（Linux）将变量格式化为列printf

Question

I'm trying to show a file name, size and type in 3 columns. The data just isn't showing correctly and I just can't see why.

Here's my code:

    fileName=$(ls -a ~/dirname)
    fileSize=$(find ~/dirname/* -printf '%s\n';)
    fileType=$(find ~/dirname/* | xargs file |  awk '{print $3}')

    printf " ----------------------------------------------------------\n"
    printf "%15s %15s %15s\n" "Name" "Size" "Type"
    printf " ----------------------------------------------------------\n"
    printf "%15s  %15s  %15s\n" "$fileName" "$fileSize" "$fileType"

The output is showing like: (Output as an image just to avoid stackoverflows formatting)

Answer 1

Your variables each hold the information for all the files, but you're printing them at one time, not separating them. Also, the order of files returned by find is not the same as the order of ls (it sorts them lexicographically).
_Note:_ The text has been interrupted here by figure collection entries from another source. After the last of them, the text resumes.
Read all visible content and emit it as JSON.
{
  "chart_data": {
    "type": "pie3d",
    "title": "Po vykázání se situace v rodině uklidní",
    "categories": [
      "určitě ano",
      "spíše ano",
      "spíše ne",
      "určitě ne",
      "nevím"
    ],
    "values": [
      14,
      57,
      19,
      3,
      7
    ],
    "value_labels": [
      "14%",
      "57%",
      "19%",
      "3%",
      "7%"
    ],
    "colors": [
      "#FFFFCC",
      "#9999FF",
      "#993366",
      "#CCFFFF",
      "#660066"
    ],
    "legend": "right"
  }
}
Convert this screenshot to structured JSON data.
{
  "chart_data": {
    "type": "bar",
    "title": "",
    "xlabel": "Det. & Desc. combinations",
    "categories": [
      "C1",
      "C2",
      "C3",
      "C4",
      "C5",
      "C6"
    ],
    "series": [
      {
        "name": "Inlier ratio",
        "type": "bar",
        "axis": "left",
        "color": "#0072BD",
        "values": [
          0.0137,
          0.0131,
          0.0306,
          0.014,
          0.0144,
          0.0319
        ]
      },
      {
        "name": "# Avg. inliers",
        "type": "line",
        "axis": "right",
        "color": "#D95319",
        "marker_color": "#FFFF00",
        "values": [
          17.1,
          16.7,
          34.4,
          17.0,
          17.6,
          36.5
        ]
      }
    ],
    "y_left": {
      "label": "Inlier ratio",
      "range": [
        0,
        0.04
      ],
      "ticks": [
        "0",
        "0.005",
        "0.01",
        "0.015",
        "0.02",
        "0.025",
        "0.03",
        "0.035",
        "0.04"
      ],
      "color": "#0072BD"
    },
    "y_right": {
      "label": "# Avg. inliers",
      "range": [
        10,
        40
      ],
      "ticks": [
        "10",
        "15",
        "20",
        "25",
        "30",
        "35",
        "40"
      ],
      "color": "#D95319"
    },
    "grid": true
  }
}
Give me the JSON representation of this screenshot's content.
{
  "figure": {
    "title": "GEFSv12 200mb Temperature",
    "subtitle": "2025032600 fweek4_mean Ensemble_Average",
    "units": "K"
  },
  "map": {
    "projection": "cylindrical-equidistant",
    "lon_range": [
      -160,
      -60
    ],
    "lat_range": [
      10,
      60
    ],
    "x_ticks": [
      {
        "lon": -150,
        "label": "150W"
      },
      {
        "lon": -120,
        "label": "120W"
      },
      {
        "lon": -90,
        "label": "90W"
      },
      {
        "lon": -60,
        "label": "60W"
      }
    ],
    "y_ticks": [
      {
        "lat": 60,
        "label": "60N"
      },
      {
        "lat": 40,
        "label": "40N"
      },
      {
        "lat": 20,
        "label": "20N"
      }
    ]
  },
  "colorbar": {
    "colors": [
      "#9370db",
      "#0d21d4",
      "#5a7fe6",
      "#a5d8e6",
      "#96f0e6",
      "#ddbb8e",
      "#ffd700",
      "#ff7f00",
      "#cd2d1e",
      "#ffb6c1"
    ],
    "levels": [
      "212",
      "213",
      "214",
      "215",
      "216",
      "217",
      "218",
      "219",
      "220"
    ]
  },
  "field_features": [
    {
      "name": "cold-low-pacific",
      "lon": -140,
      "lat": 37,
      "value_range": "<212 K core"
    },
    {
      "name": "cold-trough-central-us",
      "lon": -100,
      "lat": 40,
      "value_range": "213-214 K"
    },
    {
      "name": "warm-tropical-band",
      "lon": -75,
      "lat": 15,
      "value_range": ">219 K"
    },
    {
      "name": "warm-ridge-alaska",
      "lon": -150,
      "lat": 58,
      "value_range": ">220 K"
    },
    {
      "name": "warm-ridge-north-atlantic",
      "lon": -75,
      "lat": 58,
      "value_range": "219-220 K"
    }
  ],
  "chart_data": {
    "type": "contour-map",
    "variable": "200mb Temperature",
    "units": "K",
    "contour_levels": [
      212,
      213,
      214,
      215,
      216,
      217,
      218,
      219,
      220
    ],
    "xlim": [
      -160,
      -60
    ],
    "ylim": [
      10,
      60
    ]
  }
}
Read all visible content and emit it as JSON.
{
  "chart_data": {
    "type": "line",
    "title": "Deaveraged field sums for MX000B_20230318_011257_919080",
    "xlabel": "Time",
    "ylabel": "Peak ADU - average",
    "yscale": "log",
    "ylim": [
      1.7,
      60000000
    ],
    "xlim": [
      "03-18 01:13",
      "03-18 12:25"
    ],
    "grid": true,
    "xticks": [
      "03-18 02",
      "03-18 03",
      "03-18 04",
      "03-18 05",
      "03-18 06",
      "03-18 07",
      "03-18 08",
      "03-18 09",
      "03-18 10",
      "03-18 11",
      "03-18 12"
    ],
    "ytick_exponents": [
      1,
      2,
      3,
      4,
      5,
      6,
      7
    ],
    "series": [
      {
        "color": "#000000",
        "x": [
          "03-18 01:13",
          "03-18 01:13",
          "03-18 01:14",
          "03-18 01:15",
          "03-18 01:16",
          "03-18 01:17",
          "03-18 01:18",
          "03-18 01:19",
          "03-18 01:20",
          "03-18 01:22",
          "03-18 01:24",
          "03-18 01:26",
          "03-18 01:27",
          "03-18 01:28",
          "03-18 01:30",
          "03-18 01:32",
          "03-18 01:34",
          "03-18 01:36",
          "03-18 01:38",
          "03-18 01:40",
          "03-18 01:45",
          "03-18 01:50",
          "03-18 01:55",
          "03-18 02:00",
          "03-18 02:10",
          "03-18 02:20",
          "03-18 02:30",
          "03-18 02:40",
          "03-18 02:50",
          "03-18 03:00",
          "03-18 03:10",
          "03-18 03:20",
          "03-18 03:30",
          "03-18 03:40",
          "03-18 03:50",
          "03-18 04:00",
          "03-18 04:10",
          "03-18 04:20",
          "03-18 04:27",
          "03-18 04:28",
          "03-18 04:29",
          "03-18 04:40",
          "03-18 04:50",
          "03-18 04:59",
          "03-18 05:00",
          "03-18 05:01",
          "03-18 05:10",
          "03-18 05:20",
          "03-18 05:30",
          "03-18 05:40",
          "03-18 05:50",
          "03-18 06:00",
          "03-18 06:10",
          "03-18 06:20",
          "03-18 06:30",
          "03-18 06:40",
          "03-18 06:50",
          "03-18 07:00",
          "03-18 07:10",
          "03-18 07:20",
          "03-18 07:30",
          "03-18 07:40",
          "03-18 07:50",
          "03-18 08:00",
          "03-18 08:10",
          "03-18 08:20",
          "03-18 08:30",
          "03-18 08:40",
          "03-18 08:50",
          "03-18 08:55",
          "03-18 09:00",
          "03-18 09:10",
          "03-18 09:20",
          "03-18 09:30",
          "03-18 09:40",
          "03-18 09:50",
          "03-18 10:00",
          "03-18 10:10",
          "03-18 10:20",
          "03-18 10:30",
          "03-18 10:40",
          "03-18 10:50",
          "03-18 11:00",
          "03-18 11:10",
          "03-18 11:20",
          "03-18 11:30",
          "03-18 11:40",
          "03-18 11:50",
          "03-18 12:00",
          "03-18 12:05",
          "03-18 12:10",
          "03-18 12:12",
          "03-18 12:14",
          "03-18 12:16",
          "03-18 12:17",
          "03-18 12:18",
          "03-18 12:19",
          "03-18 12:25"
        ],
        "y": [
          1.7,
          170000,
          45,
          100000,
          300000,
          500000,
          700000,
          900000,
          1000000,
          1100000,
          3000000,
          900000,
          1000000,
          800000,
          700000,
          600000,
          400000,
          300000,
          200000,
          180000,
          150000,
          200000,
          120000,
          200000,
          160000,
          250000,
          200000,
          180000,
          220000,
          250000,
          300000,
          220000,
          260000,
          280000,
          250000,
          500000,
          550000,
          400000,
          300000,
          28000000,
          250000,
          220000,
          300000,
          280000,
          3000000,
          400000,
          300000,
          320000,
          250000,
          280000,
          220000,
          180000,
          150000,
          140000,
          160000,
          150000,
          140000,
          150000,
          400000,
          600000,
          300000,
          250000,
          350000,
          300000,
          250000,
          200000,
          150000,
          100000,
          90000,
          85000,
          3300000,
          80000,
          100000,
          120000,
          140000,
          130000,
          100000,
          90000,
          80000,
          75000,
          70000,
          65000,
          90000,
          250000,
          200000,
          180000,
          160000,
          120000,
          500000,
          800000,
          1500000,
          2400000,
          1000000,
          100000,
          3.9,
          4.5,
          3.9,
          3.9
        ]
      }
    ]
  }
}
You need to loop over the files and print each one on a different line:

printf "%15s %15s %15s\n" "Name" "Size" "Type"
printf " ----------------------------------------------------------\n"
ls -a ~/dirname | while read -r fileName
do
    fileSize=$(stat --format=%s "$fileName")
    fileType=$(file "$fileName" | awk '{print $3}')
    printf "%15s  %15s  %15s\n" "$fileName" "$fileSize" "$fileType"
done

Answer 2

I solved it with a little bit of help from Barmar identifying what I was doing wrong:

    for fileName in $(ls -a ~/dirname/*);
    do
            fileSize=$(stat --printf="%s" "$fileName")
            fileType=$(file "$fileName" | awk '{print $3}')
            printf "%15s  %15s  %15s\n" $(basename "$fileName") "$fileSize" "$fileType"
    done